Service Management Best Practices - Establish a service governance policy that defines authority, accountability, and decision rights
Service Management Best Practices
Establish a service governance policy that defines authority, accountability, and decision rights
Overview
Governance without a policy is governance by convention — it depends on institutional memory, personal relationships, and informal agreements that do not survive organizational change. When the people who understand the conventions leave, governance collapses. A formal policy transforms governance from a practice that exists in people’s heads into an organizational capability that exists in the organization itself.
Best Practice
Develop, publish, and maintain a formal Service Governance Policy that explicitly defines: who has authority to approve new services, service changes, and service retirements; what information must be provided before a service governance decision can be made; what the escalation path is when governance decisions cannot be reached at the standard level; and how governance compliance is monitored and what happens when violations occur.
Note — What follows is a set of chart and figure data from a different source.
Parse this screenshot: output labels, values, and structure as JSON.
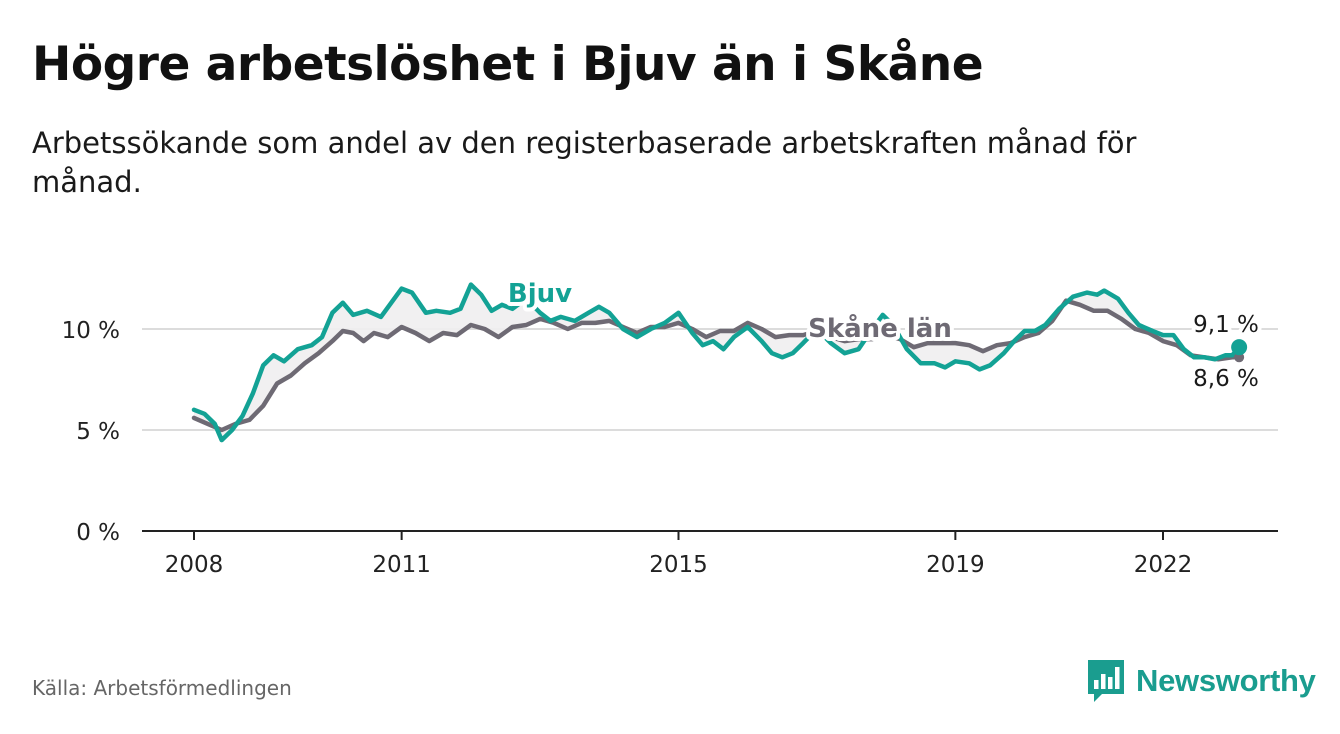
{
  "title": "Högre arbetslöshet i Bjuv än i Skåne",
  "subtitle": "Arbetssökande som andel av den registerbaserade arbetskraften månad för månad.",
  "source": "Källa: Arbetsförmedlingen",
  "brand": {
    "name": "Newsworthy",
    "icon": "newsworthy-logo-icon"
  },
  "colors": {
    "bjuv": "#13a295",
    "skane": "#6e6a74",
    "grid": "#dcdcdc",
    "axis": "#222222",
    "brand": "#1a9d8f"
  },
  "chart_data": {
    "type": "line",
    "title": "Högre arbetslöshet i Bjuv än i Skåne",
    "xlabel": "",
    "ylabel": "",
    "ylim": [
      0,
      12.5
    ],
    "yticks": [
      {
        "value": 0,
        "label": "0 %"
      },
      {
        "value": 5,
        "label": "5 %"
      },
      {
        "value": 10,
        "label": "10 %"
      }
    ],
    "xticks": [
      {
        "value": 2008,
        "label": "2008"
      },
      {
        "value": 2011,
        "label": "2011"
      },
      {
        "value": 2015,
        "label": "2015"
      },
      {
        "value": 2019,
        "label": "2019"
      },
      {
        "value": 2022,
        "label": "2022"
      }
    ],
    "xlim": [
      2007.3,
      2023.7
    ],
    "series": [
      {
        "name": "Bjuv",
        "end_label": "9,1 %",
        "points": [
          [
            2008.0,
            6.0
          ],
          [
            2008.15,
            5.8
          ],
          [
            2008.3,
            5.3
          ],
          [
            2008.4,
            4.5
          ],
          [
            2008.55,
            5.0
          ],
          [
            2008.7,
            5.7
          ],
          [
            2008.85,
            6.8
          ],
          [
            2009.0,
            8.2
          ],
          [
            2009.15,
            8.7
          ],
          [
            2009.3,
            8.4
          ],
          [
            2009.5,
            9.0
          ],
          [
            2009.7,
            9.2
          ],
          [
            2009.85,
            9.6
          ],
          [
            2010.0,
            10.8
          ],
          [
            2010.15,
            11.3
          ],
          [
            2010.3,
            10.7
          ],
          [
            2010.5,
            10.9
          ],
          [
            2010.7,
            10.6
          ],
          [
            2010.85,
            11.3
          ],
          [
            2011.0,
            12.0
          ],
          [
            2011.15,
            11.8
          ],
          [
            2011.35,
            10.8
          ],
          [
            2011.5,
            10.9
          ],
          [
            2011.7,
            10.8
          ],
          [
            2011.85,
            11.0
          ],
          [
            2012.0,
            12.2
          ],
          [
            2012.15,
            11.7
          ],
          [
            2012.3,
            10.9
          ],
          [
            2012.45,
            11.2
          ],
          [
            2012.6,
            11.0
          ],
          [
            2012.8,
            11.5
          ],
          [
            2013.0,
            10.8
          ],
          [
            2013.15,
            10.4
          ],
          [
            2013.3,
            10.6
          ],
          [
            2013.5,
            10.4
          ],
          [
            2013.7,
            10.8
          ],
          [
            2013.85,
            11.1
          ],
          [
            2014.0,
            10.8
          ],
          [
            2014.2,
            10.0
          ],
          [
            2014.4,
            9.6
          ],
          [
            2014.6,
            10.0
          ],
          [
            2014.8,
            10.3
          ],
          [
            2015.0,
            10.8
          ],
          [
            2015.2,
            9.8
          ],
          [
            2015.35,
            9.2
          ],
          [
            2015.5,
            9.4
          ],
          [
            2015.65,
            9.0
          ],
          [
            2015.8,
            9.6
          ],
          [
            2016.0,
            10.1
          ],
          [
            2016.2,
            9.4
          ],
          [
            2016.35,
            8.8
          ],
          [
            2016.5,
            8.6
          ],
          [
            2016.65,
            8.8
          ],
          [
            2016.8,
            9.3
          ],
          [
            2017.0,
            10.0
          ],
          [
            2017.2,
            9.3
          ],
          [
            2017.4,
            8.8
          ],
          [
            2017.6,
            9.0
          ],
          [
            2017.8,
            10.0
          ],
          [
            2017.95,
            10.7
          ],
          [
            2018.1,
            10.2
          ],
          [
            2018.3,
            9.0
          ],
          [
            2018.5,
            8.3
          ],
          [
            2018.7,
            8.3
          ],
          [
            2018.85,
            8.1
          ],
          [
            2019.0,
            8.4
          ],
          [
            2019.2,
            8.3
          ],
          [
            2019.35,
            8.0
          ],
          [
            2019.5,
            8.2
          ],
          [
            2019.7,
            8.8
          ],
          [
            2019.85,
            9.4
          ],
          [
            2020.0,
            9.9
          ],
          [
            2020.15,
            9.9
          ],
          [
            2020.3,
            10.2
          ],
          [
            2020.5,
            11.0
          ],
          [
            2020.7,
            11.6
          ],
          [
            2020.9,
            11.8
          ],
          [
            2021.05,
            11.7
          ],
          [
            2021.15,
            11.9
          ],
          [
            2021.35,
            11.5
          ],
          [
            2021.5,
            10.8
          ],
          [
            2021.65,
            10.2
          ],
          [
            2021.85,
            9.9
          ],
          [
            2022.0,
            9.7
          ],
          [
            2022.15,
            9.7
          ],
          [
            2022.3,
            9.0
          ],
          [
            2022.45,
            8.6
          ],
          [
            2022.6,
            8.6
          ],
          [
            2022.75,
            8.5
          ],
          [
            2022.9,
            8.7
          ],
          [
            2023.0,
            8.7
          ],
          [
            2023.1,
            9.1
          ]
        ]
      },
      {
        "name": "Skåne län",
        "end_label": "8,6 %",
        "points": [
          [
            2008.0,
            5.6
          ],
          [
            2008.2,
            5.3
          ],
          [
            2008.4,
            5.0
          ],
          [
            2008.6,
            5.3
          ],
          [
            2008.8,
            5.5
          ],
          [
            2009.0,
            6.2
          ],
          [
            2009.2,
            7.3
          ],
          [
            2009.4,
            7.7
          ],
          [
            2009.6,
            8.3
          ],
          [
            2009.8,
            8.8
          ],
          [
            2010.0,
            9.4
          ],
          [
            2010.15,
            9.9
          ],
          [
            2010.3,
            9.8
          ],
          [
            2010.45,
            9.4
          ],
          [
            2010.6,
            9.8
          ],
          [
            2010.8,
            9.6
          ],
          [
            2011.0,
            10.1
          ],
          [
            2011.2,
            9.8
          ],
          [
            2011.4,
            9.4
          ],
          [
            2011.6,
            9.8
          ],
          [
            2011.8,
            9.7
          ],
          [
            2012.0,
            10.2
          ],
          [
            2012.2,
            10.0
          ],
          [
            2012.4,
            9.6
          ],
          [
            2012.6,
            10.1
          ],
          [
            2012.8,
            10.2
          ],
          [
            2013.0,
            10.5
          ],
          [
            2013.2,
            10.3
          ],
          [
            2013.4,
            10.0
          ],
          [
            2013.6,
            10.3
          ],
          [
            2013.8,
            10.3
          ],
          [
            2014.0,
            10.4
          ],
          [
            2014.2,
            10.1
          ],
          [
            2014.4,
            9.8
          ],
          [
            2014.6,
            10.1
          ],
          [
            2014.8,
            10.1
          ],
          [
            2015.0,
            10.3
          ],
          [
            2015.2,
            10.0
          ],
          [
            2015.4,
            9.6
          ],
          [
            2015.6,
            9.9
          ],
          [
            2015.8,
            9.9
          ],
          [
            2016.0,
            10.3
          ],
          [
            2016.2,
            10.0
          ],
          [
            2016.4,
            9.6
          ],
          [
            2016.6,
            9.7
          ],
          [
            2016.8,
            9.7
          ],
          [
            2017.0,
            9.9
          ],
          [
            2017.2,
            9.6
          ],
          [
            2017.4,
            9.4
          ],
          [
            2017.6,
            9.5
          ],
          [
            2017.8,
            9.5
          ],
          [
            2018.0,
            9.7
          ],
          [
            2018.2,
            9.5
          ],
          [
            2018.4,
            9.1
          ],
          [
            2018.6,
            9.3
          ],
          [
            2018.8,
            9.3
          ],
          [
            2019.0,
            9.3
          ],
          [
            2019.2,
            9.2
          ],
          [
            2019.4,
            8.9
          ],
          [
            2019.6,
            9.2
          ],
          [
            2019.8,
            9.3
          ],
          [
            2020.0,
            9.6
          ],
          [
            2020.2,
            9.8
          ],
          [
            2020.4,
            10.4
          ],
          [
            2020.6,
            11.4
          ],
          [
            2020.8,
            11.2
          ],
          [
            2021.0,
            10.9
          ],
          [
            2021.2,
            10.9
          ],
          [
            2021.4,
            10.5
          ],
          [
            2021.6,
            10.0
          ],
          [
            2021.8,
            9.8
          ],
          [
            2022.0,
            9.4
          ],
          [
            2022.2,
            9.2
          ],
          [
            2022.4,
            8.7
          ],
          [
            2022.6,
            8.6
          ],
          [
            2022.8,
            8.5
          ],
          [
            2023.0,
            8.6
          ],
          [
            2023.1,
            8.6
          ]
        ]
      }
    ],
    "series_labels": [
      "Bjuv",
      "Skåne län"
    ]
  }
}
The policy should be reviewed and reaffirmed at least annually.
Benefit(s)
A formal governance policy provides the organizational mandate that gives service governance its authority. Decisions are made consistently because the process is documented. New leaders can learn governance norms by reading the policy rather than by learning through trial and error. Compliance is enforceable because expectations are explicit. The policy provides the foundation for everything else in service governance — without it, governance is at constant risk of erosion.